Çalışanlarının yüzde 14’ünü kapı önüne koyan şirketin tavrına baktığımızda bir kez daha anlıyoruz ki, fatura hep çalışana kesiliyor. İştahla büyüyen şirketler, işlerde biraz daralma olunca, önce çalışanı gözden çıkarıyor. Çalışanların bir demirbaş eşya kadar değeri yok nasıl olsa!

2015’te kurulan, Türkiye’nin yanı sıra yedi Avrupa ülkesiyle ABD'de hizmet veren, piyasa değeri 12 milyar dolara ulaşan şirketin, gözden çıkardığı çalışanlarına uygun bir çözüm veya gelecek için iş bulma konusunda bir yardımı var mı bilemiyorum.

Öyle olsaydı, iş ağı LinkedIn’de, “Merhaba. Üç yıllık Getir serüvenime şirketimizin küçülme kararı nedeniyle bugün itibarıyla veda ediyorum. Yeni iş tekliflerine açığım.” paylaşımları görmezdik. Bunun yerine, şirketin yollarını ayırdığı personeline iş bulmada yardımcı olduğunu keyifle ve minnetle okurduk.

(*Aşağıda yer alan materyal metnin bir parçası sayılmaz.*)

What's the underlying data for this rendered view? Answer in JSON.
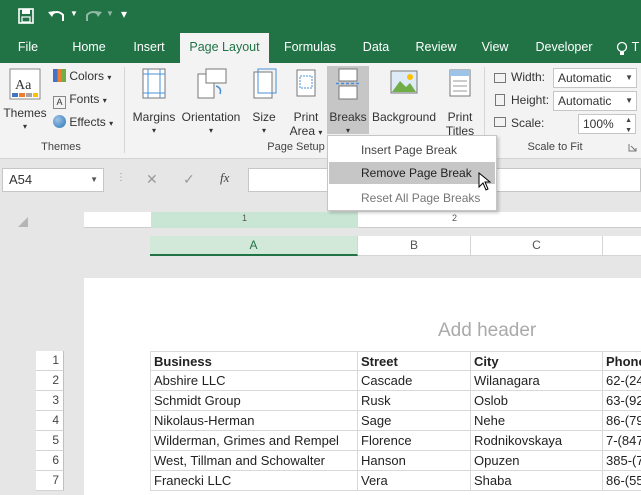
{
  "qat": {
    "customize": "▾"
  },
  "tabs": [
    "File",
    "Home",
    "Insert",
    "Page Layout",
    "Formulas",
    "Data",
    "Review",
    "View",
    "Developer",
    "T"
  ],
  "ribbon": {
    "themes_group": {
      "themes": "Themes",
      "colors": "Colors",
      "fonts": "Fonts",
      "effects": "Effects",
      "label": "Themes"
    },
    "page_setup": {
      "margins": "Margins",
      "orientation": "Orientation",
      "size": "Size",
      "print_area_1": "Print",
      "print_area_2": "Area",
      "breaks": "Breaks",
      "background": "Background",
      "print_titles_1": "Print",
      "print_titles_2": "Titles",
      "label": "Page Setup"
    },
    "scale": {
      "width_label": "Width:",
      "width_value": "Automatic",
      "height_label": "Height:",
      "height_value": "Automatic",
      "scale_label": "Scale:",
      "scale_value": "100%",
      "label": "Scale to Fit"
    }
  },
  "formula_bar": {
    "name_box": "A54",
    "fx": "fx",
    "cancel": "✕",
    "enter": "✓"
  },
  "breaks_menu": [
    "Insert Page Break",
    "Remove Page Break",
    "Reset All Page Breaks"
  ],
  "ruler": {
    "marks": [
      "1",
      "2"
    ]
  },
  "columns": [
    "A",
    "B",
    "C"
  ],
  "page": {
    "header_placeholder": "Add header"
  },
  "table": {
    "headers": [
      "Business",
      "Street",
      "City",
      "Phone"
    ],
    "rows": [
      [
        "Abshire LLC",
        "Cascade",
        "Wilanagara",
        "62-(24"
      ],
      [
        "Schmidt Group",
        "Rusk",
        "Oslob",
        "63-(92"
      ],
      [
        "Nikolaus-Herman",
        "Sage",
        "Nehe",
        "86-(79"
      ],
      [
        "Wilderman, Grimes and Rempel",
        "Florence",
        "Rodnikovskaya",
        "7-(847"
      ],
      [
        "West, Tillman and Schowalter",
        "Hanson",
        "Opuzen",
        "385-(7"
      ],
      [
        "Franecki LLC",
        "Vera",
        "Shaba",
        "86-(55"
      ]
    ],
    "row_numbers": [
      "1",
      "2",
      "3",
      "4",
      "5",
      "6",
      "7"
    ]
  }
}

Bu arada istihdamın daraltılmasında, pandemi koşulları nedeniyle obez büyüme kadar, küresel enflasyonist koşulların da etkisi var. Bu da mazeret değil. Her şeye rağmen, insanî yaklaşım sergilenmeli; işler daraldığında çalışan kapı önüne konulmaktan vazgeçilmeli ya da onlara başka alternatifler sunulmalıydı.

Getir; GetirYemek, GetirBüyük, GetirSu, GetirÇarşı ve GetirAraç gibi yeni ekler ala ala obez büyümeye ve odağını kaybetmeye devam ediyor. Son dönemde de Getirİş ile İnsan Kaynakları alanına el atmıştı. “Kelin merhemi olsaydı, başına sürerdi” misali, keşke önce kendi çalışanlarına merhem olabilseydi.

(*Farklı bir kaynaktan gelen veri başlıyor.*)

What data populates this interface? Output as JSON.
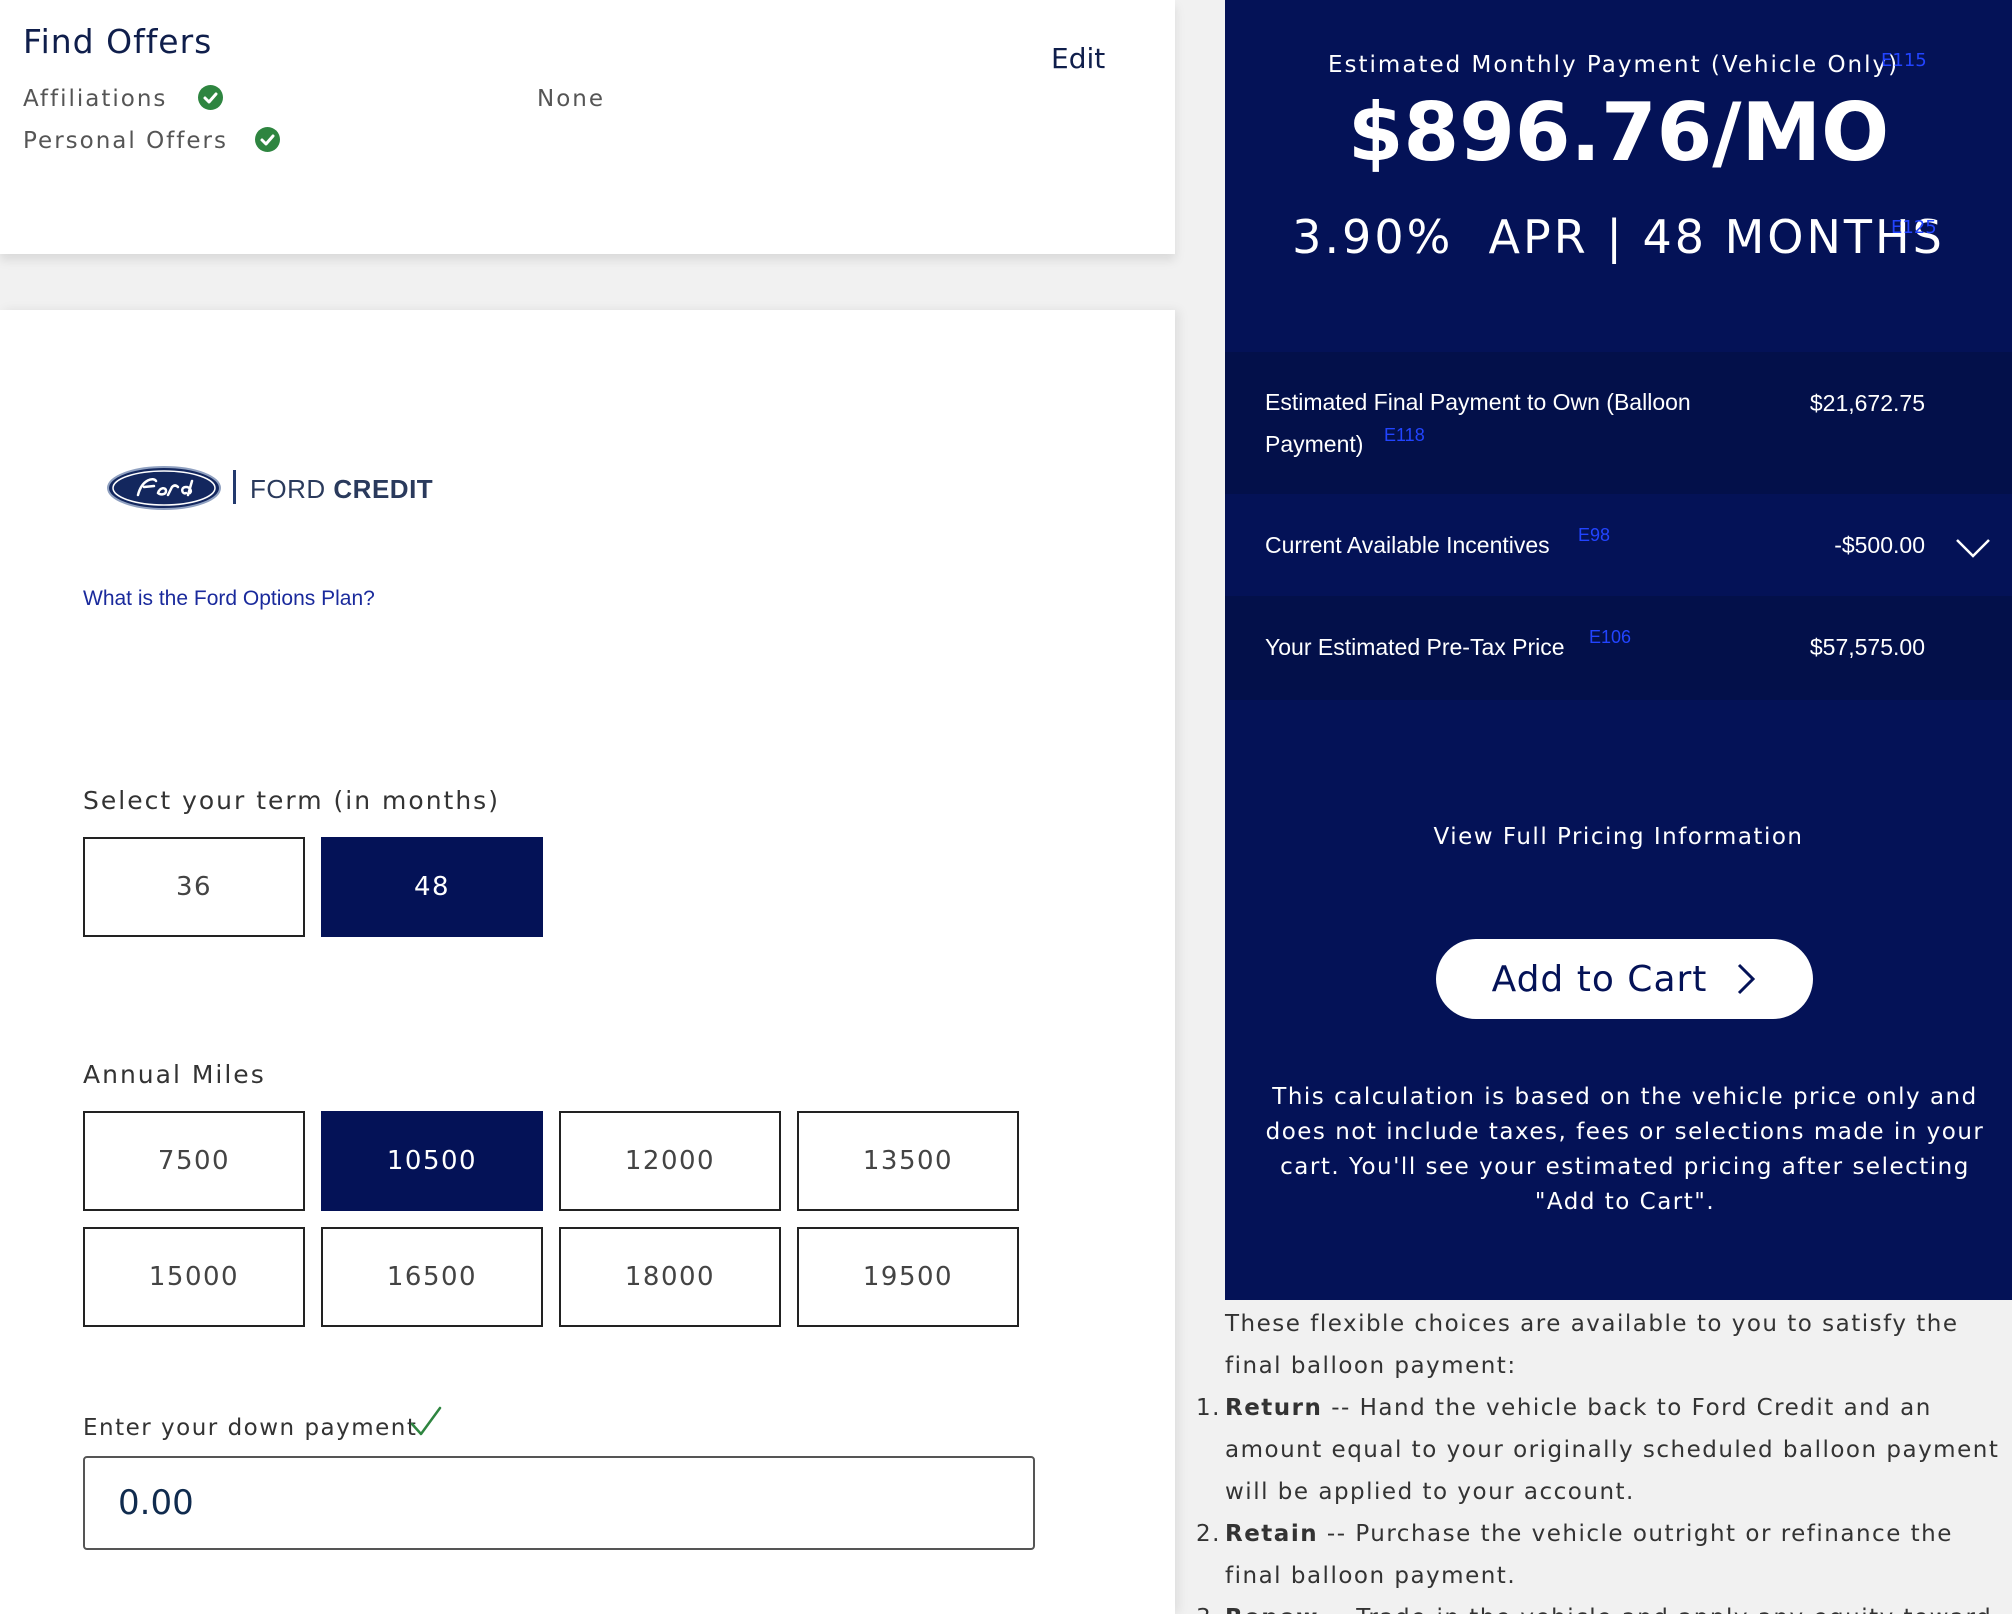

Son bir söz de girişimci pohpohlamayı gazetecilik sanan dostlarımıza: Sürekli “X şirket X kadar yatırım aldı”, “X şirket X kadar büyüdü” haberlerini ballandıra ballandıra yayınlamayı marifet sayanlar, “X şirket X kadar küçüldü, X kadar çalışanının işine son verdi.” diyemiyor.

Girişimcilerle, onların temsilcileriyle iyi geçinmek birincil amaç olunca, bunu söyleyemezsiniz doğal olarak. Girişimin başarısı kadar, başarısızlığı da haber değeri taşır. Sadece pembe haberler vermek bizim görev tanımımıza uymaz.